Psychosexual Stages

Freud theorized that the base for personality develops by the age of 5.  He created a stage theory of development.  He focused on how young children deal with their powerful, sexual urges.  According to Freud, as children develop they do so through stages.  They are specific developmental periods with a characteristic sexual focus that leaver their make on adult personality.  It is crucial that people develop through these stages to determine personality.  If someone fails to move forward from one stage to another as expected, they develop something called a fixation.  Fixations are caused by excessive gratifiaction of needs at a particular stage or by excessive frustration of those needs.  If someone fails to develop through the stages their personality as an adult is affected.  Usually fixation leads to an overemphasis on the psychosexual needs that were necessary during the fixated stage.  These stages are.

The Oral Stage:  This stage usually occurs during the first year of life.  Of particular emphasis   is the mouth.  This includes biting, sucking, etc..  How children are fed is supposed to be crucial to proper development.  Freud put considerable importance to the manner in which the child is weaned from the bottle or breast.  According to Freud, fixation in the oral stage can lead to excessive eating or smoking later in life.

The Anal Stage:  This stage occurs in the second year of life.  Children supposedly get their   erotic pleasure from their bowel movements, through either the expulsion or the retention of the feces.  Obviously potty training is crucial in this stage of development, which is society's first systematic effort to regulate the child's biological urges.  If a child is severely punished during training, there are a variety of outcomes.  Excessive punishment might lead to hostility toward the trainer, who is usually the mother.  This might lead to hostility toward women in general.  Another possibility is that heavy reliance on punishment might lead to an association between genital concerns and the anxiety that the punishment arouses.  This could lead to anxiety about sexual stages later in life.  

The Phallic Stage:  This stage occurs around age 4.  The genital become the focus for the        child's erotic energy, mainly through self-stimulation.  During this stage the Oedipal complex emerges.  Young boys develop an erotically tinged preference for their mother.  They also feel hostility toward their father who they view as the competition.  Little girls develop the same thing towards their fathers.  Around this time they also learn that their genitals are very different from those of little boys, and they develop penis envy. According to Freud, girls feel hostility toward their mother because they blame her for their different anatomy.  It is very important for the children to overcome the Oedipal complex.  The child has to solve the problem by by giving up the sexual longings for the opposite sex parent, and the hostility toward the same sex parent.  If the hostility toward the parent is not fixed, that might prevent the child from identifying with that parent.  This can lead to slowed progress throughout the child's development.  

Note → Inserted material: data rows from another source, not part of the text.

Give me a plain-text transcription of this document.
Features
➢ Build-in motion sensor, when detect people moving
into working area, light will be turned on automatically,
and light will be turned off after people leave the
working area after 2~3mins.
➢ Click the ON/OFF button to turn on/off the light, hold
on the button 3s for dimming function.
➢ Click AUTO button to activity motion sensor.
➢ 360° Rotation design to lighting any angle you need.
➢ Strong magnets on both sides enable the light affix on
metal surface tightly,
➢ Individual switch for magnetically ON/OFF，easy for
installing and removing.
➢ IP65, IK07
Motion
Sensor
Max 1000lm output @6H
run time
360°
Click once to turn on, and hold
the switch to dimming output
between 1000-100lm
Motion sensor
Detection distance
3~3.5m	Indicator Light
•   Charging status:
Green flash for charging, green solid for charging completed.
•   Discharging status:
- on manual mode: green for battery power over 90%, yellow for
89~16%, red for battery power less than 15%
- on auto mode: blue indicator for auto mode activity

The Latency and genital stages:  These stages usually occurred after 6 years of life.  He believed that from age 6 through puberty, the child's sexuality is latent.  Important events during this period during this stage center around expanding social contacts beyond the family.  When puberty strikes, the child evolves into the genital stage.  All the sexual urges reappear and focus on the genitals again.  During this stage sexual energy is geared towards members of the opposite sex, rather than towards oneself.